Here’s a news flash: Someone who had numerous ministerial portfolios will obviously have been included on more delegations. Some cabinet members are higher than others in the food chain. Grow up and deal with it. If you can’t, maybe the political arena isn’t for you.
“People who had failed to get elected, such as Louis Galea and Helen D’Amato, were given important posts, while those who were actually elected – Ninu Zammit and myself, were not.”
News flash number 2: Where certain posts are concerned, the fact that X got more votes than Y doesn’t automatically mean that X is better for the job than Y. Without going into the merits of whether Louis Galea and Helen D’Amato were indeed the best people for the respective jobs, Franco Debono does not need the likes of me to point out that getting more votes than Helen d’Amato does not make him a better Children’s Commissioner.
“Confirming my support for the prime minister at 10AM and then withdrawing said support a couple of hours later, right after learning that I haven’t made the grade for minister, does not mean that I was pissed off at being left out in the cold.”
Franco, seriously, the least you mention this, the better.
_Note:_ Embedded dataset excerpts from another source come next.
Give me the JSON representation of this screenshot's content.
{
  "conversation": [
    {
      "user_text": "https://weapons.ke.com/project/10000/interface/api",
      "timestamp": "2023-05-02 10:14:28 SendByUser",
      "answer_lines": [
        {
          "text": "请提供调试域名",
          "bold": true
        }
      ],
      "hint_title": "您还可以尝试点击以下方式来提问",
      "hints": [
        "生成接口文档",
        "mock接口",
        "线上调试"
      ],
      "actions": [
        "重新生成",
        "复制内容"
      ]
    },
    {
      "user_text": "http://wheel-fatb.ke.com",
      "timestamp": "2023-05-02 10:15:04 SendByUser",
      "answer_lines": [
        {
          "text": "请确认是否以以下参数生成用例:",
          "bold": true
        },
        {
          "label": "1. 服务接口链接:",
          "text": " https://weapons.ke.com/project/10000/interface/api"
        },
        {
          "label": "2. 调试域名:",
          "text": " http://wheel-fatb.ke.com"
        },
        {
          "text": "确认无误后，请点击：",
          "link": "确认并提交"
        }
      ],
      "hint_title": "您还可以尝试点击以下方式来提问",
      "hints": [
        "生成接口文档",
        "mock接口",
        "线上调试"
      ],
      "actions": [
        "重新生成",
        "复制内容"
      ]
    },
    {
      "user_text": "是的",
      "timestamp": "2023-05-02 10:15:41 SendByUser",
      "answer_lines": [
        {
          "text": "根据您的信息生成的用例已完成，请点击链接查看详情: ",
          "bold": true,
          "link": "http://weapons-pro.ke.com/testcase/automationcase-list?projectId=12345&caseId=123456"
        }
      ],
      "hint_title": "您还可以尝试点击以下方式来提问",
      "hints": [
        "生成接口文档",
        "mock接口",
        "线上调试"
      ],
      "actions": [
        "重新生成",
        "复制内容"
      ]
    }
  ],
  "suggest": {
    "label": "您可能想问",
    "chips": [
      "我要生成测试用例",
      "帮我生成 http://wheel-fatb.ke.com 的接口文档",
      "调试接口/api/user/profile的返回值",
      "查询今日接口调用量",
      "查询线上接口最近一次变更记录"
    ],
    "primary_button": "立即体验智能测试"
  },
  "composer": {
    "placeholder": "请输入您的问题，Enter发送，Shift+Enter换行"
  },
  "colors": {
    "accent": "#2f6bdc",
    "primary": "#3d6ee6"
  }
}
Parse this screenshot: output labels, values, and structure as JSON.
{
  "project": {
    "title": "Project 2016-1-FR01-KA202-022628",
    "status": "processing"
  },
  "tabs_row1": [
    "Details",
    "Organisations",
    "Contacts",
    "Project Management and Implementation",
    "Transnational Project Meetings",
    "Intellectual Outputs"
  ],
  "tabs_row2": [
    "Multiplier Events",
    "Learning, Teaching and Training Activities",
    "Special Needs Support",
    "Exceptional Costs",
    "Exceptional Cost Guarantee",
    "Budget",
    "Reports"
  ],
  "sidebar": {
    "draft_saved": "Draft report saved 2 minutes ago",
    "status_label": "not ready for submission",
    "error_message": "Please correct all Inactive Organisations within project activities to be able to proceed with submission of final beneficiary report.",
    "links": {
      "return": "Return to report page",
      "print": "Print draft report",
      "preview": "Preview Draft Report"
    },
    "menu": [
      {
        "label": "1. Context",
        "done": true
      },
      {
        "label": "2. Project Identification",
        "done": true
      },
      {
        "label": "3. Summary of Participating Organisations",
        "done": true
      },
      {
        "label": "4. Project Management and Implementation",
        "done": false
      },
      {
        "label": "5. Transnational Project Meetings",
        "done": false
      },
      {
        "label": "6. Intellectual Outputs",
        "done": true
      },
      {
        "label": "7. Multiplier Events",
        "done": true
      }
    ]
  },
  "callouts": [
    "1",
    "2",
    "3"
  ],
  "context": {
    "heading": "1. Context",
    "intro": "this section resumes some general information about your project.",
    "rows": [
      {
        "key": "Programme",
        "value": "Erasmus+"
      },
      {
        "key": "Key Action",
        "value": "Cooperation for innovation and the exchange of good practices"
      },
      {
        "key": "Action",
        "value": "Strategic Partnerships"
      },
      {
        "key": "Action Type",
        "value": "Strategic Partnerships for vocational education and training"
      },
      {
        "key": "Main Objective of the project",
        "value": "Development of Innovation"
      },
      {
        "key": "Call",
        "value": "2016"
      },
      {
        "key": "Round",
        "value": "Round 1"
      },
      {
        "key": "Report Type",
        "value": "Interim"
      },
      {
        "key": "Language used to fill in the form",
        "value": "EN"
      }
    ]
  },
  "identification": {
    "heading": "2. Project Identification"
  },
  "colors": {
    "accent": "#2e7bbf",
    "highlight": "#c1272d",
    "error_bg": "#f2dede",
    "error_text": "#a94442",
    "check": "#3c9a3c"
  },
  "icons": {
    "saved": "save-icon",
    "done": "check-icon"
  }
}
You will never sell it to anyone with an IQ of more than one digit that your motives were purely altruistic. If you have no convincing rebuttal to make, sometimes it is better not to make one instead of attracting more attention to all the holes in the argument.
Note to Dr Francis Zammit: fix the slug on your website. It’s dħul, not dħull.
Note number 2: that suggestion that Franco should consult the MPs whose votes he inherited? Where on earth did you dig that one up?